Problem H. Cups and Beans 2017.8.11

原题:

There are N cups numbered 0 through N − 1. For each i(1 ≤ i ≤ N − 1), the cup i contains Ai beans,
and this cup is labeled with an integer Ci.
Two people will play the following game:
• In each turn, the player chooses a bean from one of the cups except for the cup 0.
• If he chooses a bean from the cup i, he must move it to one of the cups i − Ci;…… ; i − 1.
• The players take turns alternately.
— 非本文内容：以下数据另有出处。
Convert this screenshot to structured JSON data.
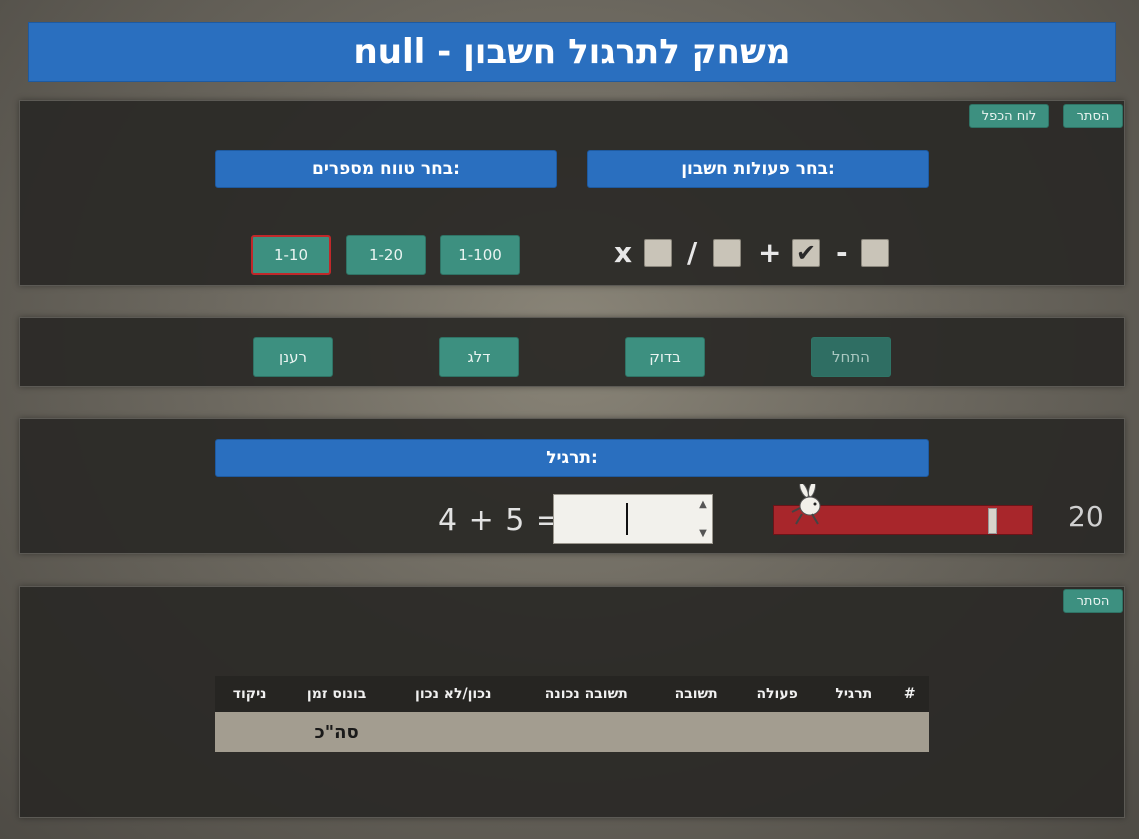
{
  "title": "null - משחק לתרגול חשבון",
  "settings": {
    "hide_label": "הסתר",
    "times_table_label": "לוח הכפל",
    "operations_header": "בחר פעולות חשבון:",
    "range_header": "בחר טווח מספרים:",
    "operations": [
      {
        "symbol": "-",
        "checked": false
      },
      {
        "symbol": "+",
        "checked": true
      },
      {
        "symbol": "/",
        "checked": false
      },
      {
        "symbol": "x",
        "checked": false
      }
    ],
    "ranges": [
      {
        "label": "1-100",
        "selected": false
      },
      {
        "label": "1-20",
        "selected": false
      },
      {
        "label": "1-10",
        "selected": true
      }
    ]
  },
  "controls": {
    "start_label": "התחל",
    "check_label": "בדוק",
    "skip_label": "דלג",
    "refresh_label": "רענן"
  },
  "exercise": {
    "header": "תרגיל:",
    "left": "4 + 5 =",
    "answer_value": "",
    "timer": "20",
    "time_remaining_fraction": 0.86
  },
  "results": {
    "hide_label": "הסתר",
    "columns": [
      "#",
      "תרגיל",
      "פעולה",
      "תשובה",
      "תשובה נכונה",
      "נכון/לא נכון",
      "בונוס זמן",
      "ניקוד"
    ],
    "total_label": "סה\"כ"
  },
  "colors": {
    "accent_blue": "#2a6fbf",
    "teal": "#3d9080",
    "time_bar": "#a8262b",
    "selected_border": "#c0282a"
  },
  "icons": {
    "runner": "running-rabbit-icon"
  }
}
If a player can’t choose a bean, he loses.
Who will win if both players play optimally?

Input:
Input Format:
N
C(1)   A(1)
C(2)   A(2)

C(N−1)   A(N−1)
Constraints:
• 2 ≤ N ≤ 105
• 1 ≤ Ci ≤ i
• 0 ≤ Ai ≤ 109
• At least one of Ai is nonzero.
• All values in the input are integers.

Output:
Print the name of the winner: \First” or \Second”.

Examples:

standard input standard output
3
1 0
1 1
Second
7
1 1
2 0
1 0
2 0
4 1
3 0
First
7
1 1
2 0
1 9
2 10
4 3
3 5
Second

Note:
Notes to the Sample 1:
• In the first turn, the first player must move a bean from 2 to 1.
• In the second turn, the second player must move a bean from 1 to 0.
• In the third turn, the first player can’t choose a bean and loses.

题目大意:

典型的博弈论,N个瓶子,第一个瓶子里没有石子,后面N-1个瓶子里分别有A[i]个石子,每个瓶子上贴了标签C[i],表示每次操作仅可以将这个瓶子里的一个石子石子最多可以移动到前面C[i]个瓶子里(也就是只可以将该瓶子里的一个石子放到 i-C[i] 到 i-1 号瓶子里),最后不能进行移动的人输,求谁赢。

 

解法分析:

可以将这个问题转化成限定条件的Nim取石子问题,题目的操作是将高位瓶子的石子移动到低位瓶子里,那么石子所在的瓶子标号其实就可以认为是石子堆的石子数,对于每个特定数量的石子堆 i,都有一个限定条件 C[i] 表示最多取i个,A[i] 则表示石子数为i的石子堆有A[i]个。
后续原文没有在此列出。